The relationships that Thierry has forged with composers have continued to bear fruit for Utah. This spring, Augusta Read Thomas (commissioned to write “Goddess of the Dawn” in the past) wrote a special piece for the Utah Symphony as a tribute to the community of essential workers working through the Covid-19 pandemic– “Fanfare for Hope and Solidarity”. This piece was a collaboration that occurred with incredible speed and momentum, spurred by a call Maestro Fischer made to Ms. Thomas in mid-April inviting her to create a piece that could be performed by the Utah Symphony, with the stipulation that each musician would be performing alone from their homes due to the Covid-19 pandemic. Fischer said, “the world has momentarily stopped. Our desire for creativity is multiplied. New music is a call to look, listen, and guess what is rarely said. New music reveals the gods and demons hiding in the depths of our souls, and then transforms them into a ‘transfiguring beauty.”

Recordings

“Under Thierry Fischer, the Utah Symphony continues to roar back onto the recording scene,” wrote Classical Voice North America. Under Thierry Fischer, the Utah Symphony has recorded more than under any other music director save Maurice Abravanel (whose 88 recordings with the Utah Symphony between 1958 and 1979 put the orchestra in the international spotlight), allowing a great deal of the symphony’s music to once again be shared with audiences worldwide. Not only are these recordings plentiful, but they are of phenomenal caliber. Gramaphone praised the Utah Symphony to have “really blossomed under Thierry Fischer’s direction” through numerous recordings over the years.

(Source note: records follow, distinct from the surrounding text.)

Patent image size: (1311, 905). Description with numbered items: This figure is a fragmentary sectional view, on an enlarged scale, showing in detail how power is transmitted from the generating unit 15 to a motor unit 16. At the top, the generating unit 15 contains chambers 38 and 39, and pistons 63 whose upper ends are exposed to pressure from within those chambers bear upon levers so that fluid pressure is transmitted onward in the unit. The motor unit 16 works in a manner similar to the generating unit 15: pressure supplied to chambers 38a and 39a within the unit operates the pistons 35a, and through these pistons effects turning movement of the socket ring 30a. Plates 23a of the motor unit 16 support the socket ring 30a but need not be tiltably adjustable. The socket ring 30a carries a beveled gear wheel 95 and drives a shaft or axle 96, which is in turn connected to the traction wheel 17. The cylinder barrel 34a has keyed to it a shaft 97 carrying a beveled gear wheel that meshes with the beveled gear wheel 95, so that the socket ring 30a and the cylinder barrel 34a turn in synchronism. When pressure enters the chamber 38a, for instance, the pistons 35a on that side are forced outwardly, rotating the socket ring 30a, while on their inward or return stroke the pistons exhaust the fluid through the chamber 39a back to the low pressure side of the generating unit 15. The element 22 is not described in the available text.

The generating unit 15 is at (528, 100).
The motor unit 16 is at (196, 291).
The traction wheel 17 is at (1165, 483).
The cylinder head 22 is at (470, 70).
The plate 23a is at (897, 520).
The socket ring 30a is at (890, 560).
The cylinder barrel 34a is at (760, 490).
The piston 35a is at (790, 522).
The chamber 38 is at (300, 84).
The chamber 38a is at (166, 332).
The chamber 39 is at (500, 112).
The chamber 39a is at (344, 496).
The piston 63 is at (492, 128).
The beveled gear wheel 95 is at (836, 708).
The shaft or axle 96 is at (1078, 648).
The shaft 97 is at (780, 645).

One particularly captivating recording was a true community effort sponsored by the Tanner Gift of Music. The Mormon Tabernacle Choir, Madeleine Choir School, various soloists, and the Utah Symphony joined together to record Mahler’s Symphony No. 8, also known as “Symphony of a Thousand” in 2017. “I marvel at the depth of local talent and the willingness of musicians to come together in a unique collaboration to perform this musical tour de force,” said Ron Jarrett, president of the Mormon Tabernacle Choir. “It is a testament of hope and optimism that does justice to Mahler’s vision.” This recording was a true depiction of the Utah Symphony’s mission, and by extension Thierry Fischer’s mission, to connect the community through great live music.